Normalizer of a subgroup of $GL_2(\mathbb{R})$ I have following subgroup of $GL_2(\mathbb{R}):$ $$A=\Bigg\{\left( \begin{array}{cc}
1 & 0  \\
0 & 1  \end{array} \right),\left( \begin{array}{cc}
0 & -1  \\
1 &  0  \end{array} \right),\left( \begin{array}{cc}
 0 & 1  \\
-1 & 0  \end{array} \right),\left( \begin{array}{cc}
-1 & 0  \\
0 & -1  \end{array} \right)\Bigg\}.$$
It's basically the rotation group of a square centered at the origin in $\mathbb{R}^2.$ 
I need to compute the normalizer of $A$. 

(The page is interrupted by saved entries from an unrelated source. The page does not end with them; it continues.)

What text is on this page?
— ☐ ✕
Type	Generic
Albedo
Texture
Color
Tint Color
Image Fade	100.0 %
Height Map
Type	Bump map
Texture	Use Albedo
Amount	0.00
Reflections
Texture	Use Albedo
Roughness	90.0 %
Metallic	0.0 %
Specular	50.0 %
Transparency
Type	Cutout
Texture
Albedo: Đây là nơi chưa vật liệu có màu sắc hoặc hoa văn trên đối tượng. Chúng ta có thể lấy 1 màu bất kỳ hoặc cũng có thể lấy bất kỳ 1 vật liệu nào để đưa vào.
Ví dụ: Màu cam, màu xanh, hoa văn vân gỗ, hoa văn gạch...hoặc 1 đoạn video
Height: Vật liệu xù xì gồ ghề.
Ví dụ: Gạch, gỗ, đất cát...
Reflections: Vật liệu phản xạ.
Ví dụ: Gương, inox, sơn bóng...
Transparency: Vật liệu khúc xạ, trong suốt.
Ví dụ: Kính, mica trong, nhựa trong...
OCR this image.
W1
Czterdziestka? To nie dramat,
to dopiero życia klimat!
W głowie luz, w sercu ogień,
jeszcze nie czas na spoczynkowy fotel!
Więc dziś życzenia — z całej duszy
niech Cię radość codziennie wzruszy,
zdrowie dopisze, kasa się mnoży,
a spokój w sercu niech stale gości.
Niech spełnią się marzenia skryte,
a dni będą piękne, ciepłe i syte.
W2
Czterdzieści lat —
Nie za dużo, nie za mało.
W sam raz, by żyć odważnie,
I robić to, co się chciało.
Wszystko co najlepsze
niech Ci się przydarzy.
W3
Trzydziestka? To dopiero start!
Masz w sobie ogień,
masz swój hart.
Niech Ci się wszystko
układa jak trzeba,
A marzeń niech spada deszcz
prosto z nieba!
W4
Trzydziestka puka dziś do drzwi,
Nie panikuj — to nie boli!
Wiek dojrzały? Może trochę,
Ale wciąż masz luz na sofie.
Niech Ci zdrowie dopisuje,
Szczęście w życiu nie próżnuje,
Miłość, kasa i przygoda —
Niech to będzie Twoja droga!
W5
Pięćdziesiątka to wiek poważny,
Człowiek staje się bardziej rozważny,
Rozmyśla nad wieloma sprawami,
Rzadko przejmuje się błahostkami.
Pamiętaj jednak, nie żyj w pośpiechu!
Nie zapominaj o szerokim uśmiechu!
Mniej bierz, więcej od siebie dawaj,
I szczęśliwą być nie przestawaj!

Let's denote the normalizer by $A_N.$ Then, by definition, $$A_N:=\{g\in GL_2(\mathbb{R}):  gA=Ag\}.$$ $$\equiv \{g\in GL_2(\mathbb{R}):  gag^{-1}\in A,\ \forall \ a\in A\}.$$ 
I am using the second definition to compute all such $g$ by hand, but the computation is leading me nowhere. I have a feeling that all matrices that have $1$ or $-1$  on one diagonal and $0$ in the other diagonal satisfy the normalization condition. For example: all elements of $A$ are clearly in $A_N$. When I check for other matrices with $1$ or $-1$ on one diagonal and $0$ in the other, they all satisfy the condition. How to make this idea more precise? I am sure there must be a nice way to arrive at such $g$ through computation but I am yet to find one.
 A: Hint: It suffices to find the set of matrices $g$ which satisfy $gag^{-1} = b$ where $a,b$ are the rotation matrices by $\pm90$ degrees. You only need to consider two cases $a=b$ and $a \neq b$ where you fix one choice of $a,b$ for the two cases. All matrices satisfy $g(\pm I)g^{-1} = \pm I$. And the normalizer certainly contains more matrices than just $0,1$ matrices: If $M$ is in the normalizer, then so is $kM$ for any constant $k \neq 0$. And $kM$ is automatically in the normalizer if $M \in A$.
A: $$\begin{pmatrix}a&b\\c&d\end{pmatrix}\in N_{GL_2(\Bbb R)}(A)\implies $$
$$\begin{align*}
\bullet&\begin{pmatrix}b&\!\!-a\\d&\!\!-c\end{pmatrix}=\begin{pmatrix}a&b\\c&d\end{pmatrix}\begin{pmatrix}0&\!\!-1\\1&0\end{pmatrix}=\begin{pmatrix}0&\!\!-1\\1&0\end{pmatrix}\begin{pmatrix}a&b\\c&d\end{pmatrix}=\begin{pmatrix}\!\!-c&\!\!-d\\a&b\end{pmatrix}\iff\begin{cases}a=d\\{}\\b=-c\end{cases}\\{}\\\bullet&\begin{pmatrix}\!\!-b&a\\\!\!-d&c\end{pmatrix}=\begin{pmatrix}a&b\\c&d\end{pmatrix}\begin{pmatrix}0&1\\\!\!-1&0\end{pmatrix}=\begin{pmatrix}0&1\\\!\!-1&0\end{pmatrix}\begin{pmatrix}a&b\\c&d\end{pmatrix}=\begin{pmatrix}c&d\\\!\!-a&\!\!-b\end{pmatrix}\iff\begin{cases}a=d\\{}\\b=-c\end{cases}\end{align*}$$
The other two cases are useless as those are scalar matrices and thus they commute with everything...
We thus get that the general form of an element of the normalizer is
$$\begin{pmatrix}a&b\\\!\!-b&a\end{pmatrix}\;,\;\;\text{and of course}\;\;a^2+b^2\neq0$$
A: Notice that $A$ only contains two elements of order $4$. Anything which normalizes $A$ must ether fix these two elements (in which case it commutes with everything in $A$ ), or else interchange these two elements of order $4.$ As indicated in my comment above (and as you noticed) there are elements outside $A$ of order two which normalize $A.$ It seems that you can complete the calculation from what you said above.